Había dos importantes motivos por los que a Rita le encantaban los bares. El primero de ellos era su relación de amor y odio con la soledad; el segundo, que era una alcohólica sin remedio y cualquier cantina, por miserable que fuera, le parecía un buen lugar para echar un trago. Pero desde que se hacía acompañar por Manuel, la cosa era diferente. Su incontrolable coquetería hacía que la parejita se metiera en líos con facilidad.
Normalmente, sucedía tras beber algunas copas. Ella no controlaba su escote y los otros borrachos no controlaban sus ojos. Se le acercaban más de la cuenta, y el resultado era siempre el mismo:
— ¿Cuánto cobras, preciosa?
— ¡Vamos, condenada, muestra un poco más!
— ¡No te hagas de rogar, todos sabemos a lo que vienes!
Entonces Manuel se abalanzaba sobre el desubicado, aunque a veces fuera más de uno y supiera de antemano que recibiría una paliza.
Otra de las actividades favoritas de Manuel y Rita era colarse en los edificios deshabitados después del terremoto, con orden de demolición. Normalmente, se las arreglaban para subir hasta el último piso, y una vez allí, amarse entre botellas vacías de cerveza, restos de álbumes de fotos familiares, plantas de interior secas, y el permanente riesgo de que alguien apareciera en cualquier momento. Podía ser un ladrón, un policía u otra gente de mala vida.

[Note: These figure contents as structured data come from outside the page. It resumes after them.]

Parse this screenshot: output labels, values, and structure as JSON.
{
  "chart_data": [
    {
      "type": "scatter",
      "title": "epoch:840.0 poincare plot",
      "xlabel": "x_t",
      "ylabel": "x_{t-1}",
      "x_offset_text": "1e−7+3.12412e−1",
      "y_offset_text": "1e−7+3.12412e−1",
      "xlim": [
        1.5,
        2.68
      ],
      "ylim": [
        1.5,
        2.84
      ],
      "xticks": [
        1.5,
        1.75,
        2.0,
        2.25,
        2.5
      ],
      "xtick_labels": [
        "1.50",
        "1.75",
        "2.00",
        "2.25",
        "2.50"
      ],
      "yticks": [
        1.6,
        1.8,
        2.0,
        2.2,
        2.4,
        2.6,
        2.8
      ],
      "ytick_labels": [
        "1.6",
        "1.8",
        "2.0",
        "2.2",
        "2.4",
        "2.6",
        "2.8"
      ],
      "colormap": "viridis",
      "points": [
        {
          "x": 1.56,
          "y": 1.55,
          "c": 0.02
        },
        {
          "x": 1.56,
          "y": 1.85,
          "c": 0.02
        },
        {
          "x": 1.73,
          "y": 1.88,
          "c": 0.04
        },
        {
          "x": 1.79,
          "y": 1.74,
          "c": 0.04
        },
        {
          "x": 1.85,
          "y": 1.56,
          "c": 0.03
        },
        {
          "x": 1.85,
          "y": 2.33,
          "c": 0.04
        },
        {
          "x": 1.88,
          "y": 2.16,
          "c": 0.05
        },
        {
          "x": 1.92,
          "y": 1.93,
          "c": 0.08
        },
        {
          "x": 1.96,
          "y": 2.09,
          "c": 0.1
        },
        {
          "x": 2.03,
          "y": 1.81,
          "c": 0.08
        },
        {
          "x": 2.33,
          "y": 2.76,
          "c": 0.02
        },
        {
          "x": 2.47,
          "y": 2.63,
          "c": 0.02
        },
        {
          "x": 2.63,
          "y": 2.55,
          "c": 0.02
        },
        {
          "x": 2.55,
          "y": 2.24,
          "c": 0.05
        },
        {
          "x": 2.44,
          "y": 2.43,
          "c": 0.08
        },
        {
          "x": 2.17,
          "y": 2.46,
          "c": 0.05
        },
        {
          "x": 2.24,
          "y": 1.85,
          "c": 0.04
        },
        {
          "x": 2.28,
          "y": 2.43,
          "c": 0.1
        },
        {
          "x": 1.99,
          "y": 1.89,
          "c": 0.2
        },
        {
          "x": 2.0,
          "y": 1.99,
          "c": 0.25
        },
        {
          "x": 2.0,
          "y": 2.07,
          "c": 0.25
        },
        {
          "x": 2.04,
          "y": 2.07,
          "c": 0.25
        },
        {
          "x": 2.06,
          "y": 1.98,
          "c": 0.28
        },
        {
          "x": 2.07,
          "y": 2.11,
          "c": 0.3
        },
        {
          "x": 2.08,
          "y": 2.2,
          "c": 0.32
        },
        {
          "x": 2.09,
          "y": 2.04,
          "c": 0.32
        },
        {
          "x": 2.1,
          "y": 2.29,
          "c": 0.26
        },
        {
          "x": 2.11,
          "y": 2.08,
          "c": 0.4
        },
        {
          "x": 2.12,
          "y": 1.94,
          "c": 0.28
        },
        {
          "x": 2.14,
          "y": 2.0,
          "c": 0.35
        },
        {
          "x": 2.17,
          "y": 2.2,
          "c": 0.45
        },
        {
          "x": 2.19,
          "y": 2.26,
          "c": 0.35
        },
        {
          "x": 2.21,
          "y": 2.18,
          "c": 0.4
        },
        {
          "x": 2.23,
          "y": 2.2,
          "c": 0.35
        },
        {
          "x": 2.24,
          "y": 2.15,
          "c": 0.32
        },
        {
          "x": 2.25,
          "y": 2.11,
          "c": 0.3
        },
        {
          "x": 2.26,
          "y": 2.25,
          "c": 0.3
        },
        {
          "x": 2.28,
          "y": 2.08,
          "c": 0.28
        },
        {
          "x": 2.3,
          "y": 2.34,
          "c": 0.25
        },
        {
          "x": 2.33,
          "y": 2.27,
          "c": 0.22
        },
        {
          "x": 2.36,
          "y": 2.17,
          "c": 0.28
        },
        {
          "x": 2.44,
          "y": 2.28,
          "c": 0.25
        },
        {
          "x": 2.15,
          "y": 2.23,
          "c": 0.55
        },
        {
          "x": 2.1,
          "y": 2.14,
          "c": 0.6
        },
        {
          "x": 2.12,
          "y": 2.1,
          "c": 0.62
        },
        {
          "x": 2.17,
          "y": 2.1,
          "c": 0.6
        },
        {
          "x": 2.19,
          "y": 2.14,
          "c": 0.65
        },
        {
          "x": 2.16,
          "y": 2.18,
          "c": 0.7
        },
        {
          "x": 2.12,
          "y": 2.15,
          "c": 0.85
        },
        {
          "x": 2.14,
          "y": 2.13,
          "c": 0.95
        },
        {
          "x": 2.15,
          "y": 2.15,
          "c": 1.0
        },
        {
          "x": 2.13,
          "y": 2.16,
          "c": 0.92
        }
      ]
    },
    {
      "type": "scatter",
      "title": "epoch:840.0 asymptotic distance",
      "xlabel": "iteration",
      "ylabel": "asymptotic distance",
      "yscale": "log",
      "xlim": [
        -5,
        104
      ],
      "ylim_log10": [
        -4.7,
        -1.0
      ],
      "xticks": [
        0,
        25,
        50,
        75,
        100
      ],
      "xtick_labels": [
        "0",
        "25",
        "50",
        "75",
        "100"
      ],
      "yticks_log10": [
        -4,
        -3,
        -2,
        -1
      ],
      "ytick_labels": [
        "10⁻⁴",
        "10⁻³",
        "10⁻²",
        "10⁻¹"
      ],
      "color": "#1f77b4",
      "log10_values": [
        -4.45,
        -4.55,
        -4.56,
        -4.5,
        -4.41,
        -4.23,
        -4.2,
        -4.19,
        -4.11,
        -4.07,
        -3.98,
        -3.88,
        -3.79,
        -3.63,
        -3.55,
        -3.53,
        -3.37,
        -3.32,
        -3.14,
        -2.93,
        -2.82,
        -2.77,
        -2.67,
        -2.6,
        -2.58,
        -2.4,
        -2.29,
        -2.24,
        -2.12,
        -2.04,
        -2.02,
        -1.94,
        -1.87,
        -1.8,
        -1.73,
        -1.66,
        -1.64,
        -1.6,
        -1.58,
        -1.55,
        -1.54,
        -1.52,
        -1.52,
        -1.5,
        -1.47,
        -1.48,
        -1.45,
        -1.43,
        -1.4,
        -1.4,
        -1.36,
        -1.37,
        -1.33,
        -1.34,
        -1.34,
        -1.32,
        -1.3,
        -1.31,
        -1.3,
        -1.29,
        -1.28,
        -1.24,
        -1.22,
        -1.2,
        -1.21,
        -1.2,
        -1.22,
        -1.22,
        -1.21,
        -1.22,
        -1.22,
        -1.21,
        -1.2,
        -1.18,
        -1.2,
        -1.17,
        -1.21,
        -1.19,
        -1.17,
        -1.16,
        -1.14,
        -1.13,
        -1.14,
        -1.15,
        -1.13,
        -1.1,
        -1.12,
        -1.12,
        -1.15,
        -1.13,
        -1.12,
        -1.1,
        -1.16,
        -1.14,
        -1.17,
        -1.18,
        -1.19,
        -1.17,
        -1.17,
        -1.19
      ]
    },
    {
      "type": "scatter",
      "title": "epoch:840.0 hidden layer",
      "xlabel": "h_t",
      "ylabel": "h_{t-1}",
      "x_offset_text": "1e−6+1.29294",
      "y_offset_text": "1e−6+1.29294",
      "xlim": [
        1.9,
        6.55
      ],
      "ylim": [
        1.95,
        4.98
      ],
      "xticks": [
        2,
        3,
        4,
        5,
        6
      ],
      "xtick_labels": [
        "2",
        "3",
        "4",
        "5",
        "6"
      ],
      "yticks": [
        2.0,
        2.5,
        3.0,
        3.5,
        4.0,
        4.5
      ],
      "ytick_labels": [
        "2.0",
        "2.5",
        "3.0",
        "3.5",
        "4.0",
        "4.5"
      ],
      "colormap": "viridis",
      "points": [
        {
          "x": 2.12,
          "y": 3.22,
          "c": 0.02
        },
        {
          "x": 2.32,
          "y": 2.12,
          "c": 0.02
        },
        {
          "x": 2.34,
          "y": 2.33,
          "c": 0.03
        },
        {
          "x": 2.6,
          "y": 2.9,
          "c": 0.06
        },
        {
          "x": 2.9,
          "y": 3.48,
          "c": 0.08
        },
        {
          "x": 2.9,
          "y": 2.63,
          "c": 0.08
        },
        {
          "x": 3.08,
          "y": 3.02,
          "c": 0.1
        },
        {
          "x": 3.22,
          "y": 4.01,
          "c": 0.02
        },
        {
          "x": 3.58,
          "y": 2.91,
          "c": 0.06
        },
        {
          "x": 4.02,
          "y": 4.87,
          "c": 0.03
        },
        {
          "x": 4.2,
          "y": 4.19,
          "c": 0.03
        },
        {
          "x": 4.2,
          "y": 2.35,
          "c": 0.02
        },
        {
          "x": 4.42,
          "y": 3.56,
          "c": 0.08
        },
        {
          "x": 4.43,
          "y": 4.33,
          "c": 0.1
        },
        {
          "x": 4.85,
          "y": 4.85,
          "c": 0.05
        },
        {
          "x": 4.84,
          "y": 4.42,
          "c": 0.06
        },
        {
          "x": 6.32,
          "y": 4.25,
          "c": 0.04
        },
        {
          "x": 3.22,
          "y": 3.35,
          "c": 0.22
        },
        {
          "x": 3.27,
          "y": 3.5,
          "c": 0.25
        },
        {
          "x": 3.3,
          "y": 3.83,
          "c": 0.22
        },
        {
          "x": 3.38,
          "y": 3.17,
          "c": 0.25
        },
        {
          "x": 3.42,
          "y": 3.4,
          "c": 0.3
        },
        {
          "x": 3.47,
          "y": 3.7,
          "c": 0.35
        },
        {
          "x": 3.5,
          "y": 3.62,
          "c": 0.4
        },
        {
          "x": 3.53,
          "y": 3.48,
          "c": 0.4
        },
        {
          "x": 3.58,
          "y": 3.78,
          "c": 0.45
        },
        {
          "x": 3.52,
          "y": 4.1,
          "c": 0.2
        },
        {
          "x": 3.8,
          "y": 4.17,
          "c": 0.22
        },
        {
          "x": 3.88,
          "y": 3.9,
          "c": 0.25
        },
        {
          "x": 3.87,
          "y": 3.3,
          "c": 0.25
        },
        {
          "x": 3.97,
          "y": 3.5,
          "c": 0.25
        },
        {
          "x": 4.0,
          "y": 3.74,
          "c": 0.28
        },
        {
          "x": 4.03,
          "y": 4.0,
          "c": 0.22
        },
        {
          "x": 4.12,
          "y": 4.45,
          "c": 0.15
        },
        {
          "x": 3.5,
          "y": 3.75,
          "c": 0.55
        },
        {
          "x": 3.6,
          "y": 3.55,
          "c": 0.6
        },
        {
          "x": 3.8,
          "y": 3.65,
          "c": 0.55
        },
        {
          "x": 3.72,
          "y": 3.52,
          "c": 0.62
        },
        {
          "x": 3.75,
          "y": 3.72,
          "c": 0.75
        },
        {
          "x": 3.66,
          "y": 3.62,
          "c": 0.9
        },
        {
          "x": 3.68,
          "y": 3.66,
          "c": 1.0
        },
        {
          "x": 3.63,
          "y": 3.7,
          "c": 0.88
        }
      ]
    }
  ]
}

La mañana que subieron al Alto Arauco II de Avenida Los Carrera, decidieron hacer una pausa en el departamento 1401. Desde la altura contemplaron la Plaza Condell, la laguna Tres Pascualas y sus alrededores. Era realmente grato estar allí, en un edificio que no obstante estar herido de muerte, se conservaba aún en pie, y sólo porque nadie quería hacerse responsable de derribarlo. Se sentaron sobre la alfombra húmeda por la lluvia –habían desaparecido las ventanas-, y fumaron contemplando el paisaje. Viajaron todo lo lejos que pueden hacerlo dos almas unidas por una misma necesidad de superar el vacío, la ansiosa locura por encontrar un pequeño paraíso en un lugar que no les corresponde. Rayaron como niños las paredes de aquella habitación, con versos de un libro de Alcalde que una vez hicieron suyo:
Aquellos
que copularon
hasta exterminarse
rodeados de humo
una botella vacía, hastío
y melancolía
El amor los resucite.
De pronto, escucharon pasos, que dada la gran cantidad de vidrios rotos en los pasillos y escaleras, se anunciaban desde varios pisos más abajo. Sin embargo, el letargo no les permitió escapar a tiempo. En el umbral de la puerta, y sin dejar de apuntarlos con su arma, el detective López y sus acompañantes terminaron abruptamente con la magia de aquel momento:
— ¡Al fin damos contigo Rita, veo que ahora te gustan más jovencitos! ¡Vístete, que tendrás que acompañarnos, tenemos unos cuantos asuntos pendientes!
— Maldito rati, ¿por qué no nos dejas en paz? — gritó Manuel.
— ¡Cállate, tú también vendrás con nosotros! ¿Crees que no sabemos que eres uno de los más revoltosos de tu universidad?
— ¡Déjalo ir! Es a mí a quien quieren los muy hijos de puta, ¿o no? — sollozó Rita, poniéndose sus jeans agujereados.
— Aquí las órdenes las doy yo…
Ambos fueron bajados del edificio y conducidos a la camioneta de la PDI. En el viaje a la comisaría, Manuel se enteró de los enredos amorosos de Rita con Ariel, un viejo millonario encontrado muerto en un hotelucho del centro de Concepción, así como de su violenta fuga desde el psiquiátrico meses atrás. A su vez, la chica supo de algunas actividades de Manuel, que incluían su presencia en un montón de barricadas, la golpiza a un carabinero, y lo peor de todo, su posible participación en el incendio de un conocido cabaret de calle Ejército.